Article by Rebecca
Image by Will Hobbs (www.sirwilliamwesley.com)
What happens to us when we die is, in my opinion, one of those questions that we can never truly answer. There’s only one way to get your answer, and trust me, it’s a killer. (Insert rim shot here.) The way people have answered this question has influenced religion, philosophy, and entire cultures. It explains the fascination with the study of the paranormal; it defines the Spiritualist faith. What happens to us after we die is a multimillion-dollar industry, and an intimate puzzle for each human to solve for themselves. There’s the potential for ghosts, poltergeists, spirits, angels, and more. For the Aborigines, there are the mopaditis.
These are the spirits of the dead. They are incorporeal and invisible in daylight. Mopaditis are white in the light of the moon and black in the dark.

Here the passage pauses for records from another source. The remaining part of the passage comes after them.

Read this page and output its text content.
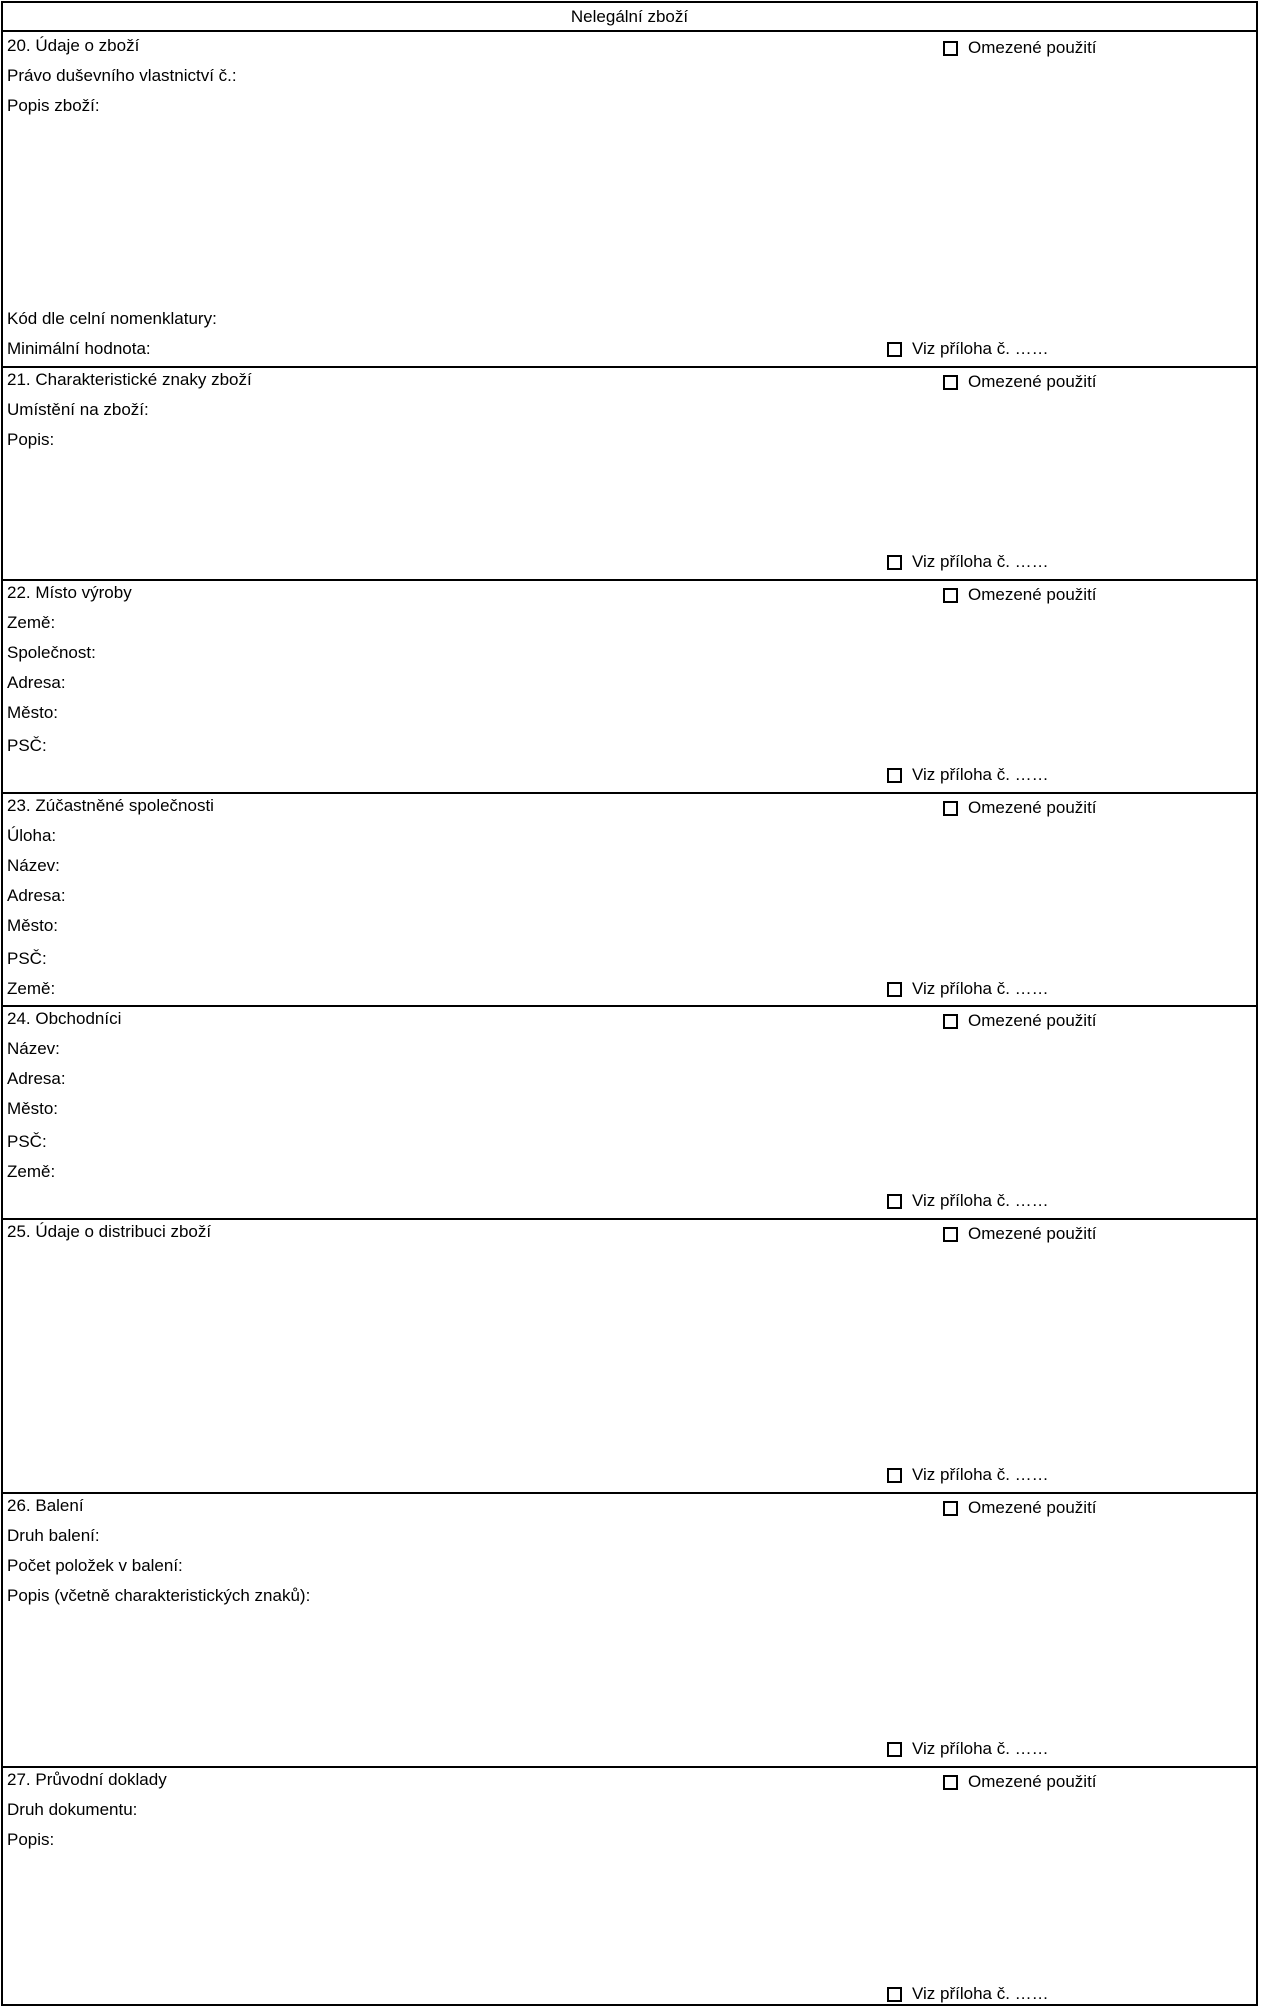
Nelegální zboží
20. Údaje o zboží
Právo duševního vlastnictví č.:
Popis zboží:
Kód dle celní nomenklatury:
Minimální hodnota:
Omezené použití
Viz příloha č. ……
21. Charakteristické znaky zboží
Umístění na zboží:
Popis:
Omezené použití
Viz příloha č. ……
22. Místo výroby
Země:
Společnost:
Adresa:
Město:
PSČ:
Omezené použití
Viz příloha č. ……
23. Zúčastněné společnosti
Úloha:
Název:
Adresa:
Město:
PSČ:
Země:
Omezené použití
Viz příloha č. ……
24. Obchodníci
Název:
Adresa:
Město:
PSČ:
Země:
Omezené použití
Viz příloha č. ……
25. Údaje o distribuci zboží	Omezené použití
Viz příloha č. ……
26. Balení
Druh balení:
Počet položek v balení:
Popis (včetně charakteristických znaků):
Omezené použití
Viz příloha č. ……
27. Průvodní doklady
Druh dokumentu:
Popis:
Omezené použití
Viz příloha č. ……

It is said they still look just like a human, but given their visual temperament, I think it would be hard to say if you actually saw one. A human who encounters a mopaditis will at best experience clammy hands and their hair standing on end, at worst paralysis.
There is a connection between the mopaditis and black cockatoos. A flock of black cockatoos escorts the mopaditis back to its birthplace, all the while crying out, to announce the spirit’s arrival.
Not being from Australia, let alone one of their Aboriginal people, I cannot tell you more, I don’t know it to tell. And the more I think about it, good. The mopaditis are their answer to the question, not mine.